Bunu mu istiyorsunuz? Bu uygulamanın doğru mu olduğunu iddia ediyorsunuz?

Devam ediyor Feyzioğlu: “Burada çözüm mahkemenin CMK’yi bir bütün olarak uygulaması ve delillerin tartışılmasına izin vermesidir.”

Yani ne yapılacak?

Avukatlar ne istiyorlarsa, o delil toplanacak.

Mahkemenin bu konuda bir karar vermesi gerekmiyor mu?

Feyzioğlu’na göre gerekmiyor.

O zaman avukat taep edecek: “Ayşe Teyze, Balyoz darbesi hakkında bilgi sahibidir.kendisi gelip, ifade ermelidir.”

“Ayşe Teyze de kim?” demeyin sakın.

Avukatlar figüran mı?

“Ayşe Teyze dinlenecek” dedilerse, dinlenecek.

Sonra?

Sonra bir başka avukat talep edecek: “2003 darbe iddiası hakkında, Güven Erkaya’nın bildiklerini anlatması sağlanmalıdır.”

İyi de beyler..

Güven Erkaya 2000 yılında ölmedi mi?

Ne bir şey bilmesi mümkün, ne de toprağın altından çıkıp, tanıklık yapması mümkün..

Olsun, Feyzioğlu’nun danışmanlığında, general avukatları talep ediyor.. Dolayısı ile, Erkaya mutlaka dinlenmeli..

Yoksa?

Yoksa duruşmalara girmez, savunma avukatları..

Tanıklardan başka ne deliller var, toplanması gereken?

“Efendim bir subayımız, darbe planının tartışıldığı seminerin yapıldığı tarihde, yurtdışında imiş. Dolayısı ile buna dair belgeler getirilmeli.”

İyi de kardeşim..

Bir adamı, cinayetin tetikçisi olmakla suçlarsınız. Cinayet nerde ve ne zaman işlendi ise, tetikçinin o saatte orada olmadığını ispat ederek faillikten kurtulma imkanı var da..
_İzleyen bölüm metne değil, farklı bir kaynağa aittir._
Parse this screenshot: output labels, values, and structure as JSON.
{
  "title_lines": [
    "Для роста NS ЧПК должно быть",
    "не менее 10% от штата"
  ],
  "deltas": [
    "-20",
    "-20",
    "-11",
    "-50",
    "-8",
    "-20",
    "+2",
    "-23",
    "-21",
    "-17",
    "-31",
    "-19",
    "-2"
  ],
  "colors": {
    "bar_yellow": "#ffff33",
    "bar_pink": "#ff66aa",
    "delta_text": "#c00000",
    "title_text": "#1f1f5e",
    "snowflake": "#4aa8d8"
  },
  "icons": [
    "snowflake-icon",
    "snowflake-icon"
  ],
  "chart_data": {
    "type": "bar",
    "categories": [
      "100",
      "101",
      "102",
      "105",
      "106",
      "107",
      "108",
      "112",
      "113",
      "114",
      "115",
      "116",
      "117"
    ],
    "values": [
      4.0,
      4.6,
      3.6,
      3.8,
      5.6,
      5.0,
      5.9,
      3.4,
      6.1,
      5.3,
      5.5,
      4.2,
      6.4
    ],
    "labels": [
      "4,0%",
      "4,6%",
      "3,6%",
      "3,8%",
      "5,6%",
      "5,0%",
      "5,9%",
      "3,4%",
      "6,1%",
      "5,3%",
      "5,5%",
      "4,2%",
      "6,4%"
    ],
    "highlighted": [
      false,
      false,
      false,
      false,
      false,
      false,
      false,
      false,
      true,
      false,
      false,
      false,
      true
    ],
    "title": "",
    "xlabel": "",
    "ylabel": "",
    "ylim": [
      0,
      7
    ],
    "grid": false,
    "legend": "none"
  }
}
Suçlama bir cinayet değil ki.

Zamana yayılan bir darbe girişimi..

Seminer tarihinde yurtdışında olsan bile, öncesinde hazırlayıcılar arasında olabilirsin..

Kaldı ki, illa seminere katılman şart değil ki.. Telefonla da yönetebilirsin, gelişmeleri.

İsnat edilen suç şekli, tipik hareketli bir suç değil ki..

Olsun, bizim delilimiz toplansın.

Haydi onu da toplayalım.

Bir başkası kafayı çıkaracak: “Dosyadaki CD’ler, 2003 tarihli değil. 2005 sonrasına ait.Bununla ilgili bilirkişi raporu alınsın.”

Haydaaa.

Sanki sanıklara isnat edilen suç, CD’yi hazırlamak.

“Siz bu CD’yi hazırladınız.Bu CD’yi hazırlamak suçtur” diyen var, sanki..

CD’ler, sadece darbe hazırlığı ile ilgili delilleri içeren bir dökümandan ibaret..

Bu CD de olabilirdi.. Bir ajandaya yazılan notlar da olabilirdi.. Bir başka belge de olabilirdi.. Hatta hiçbirisi olmaz, sadece şahitler olabilirdi..

CD olmasaydı, suç ortadan kalkmış mı olacaktı?

Niye CD’ye kafayı taktınız ki siz?

Uzun lafın kısası, düne kadar, “Dava uzuyor, mağdur oluyoruz” diyenler.Şimdi davayı uzatmak için, her çareyi zorluyorlar..

Ama görünen o ki, karar yakında çıkacak.. CHP’li engelleyicilerin kafa karıştıran çözümleri, darbecilere çare olmayacak!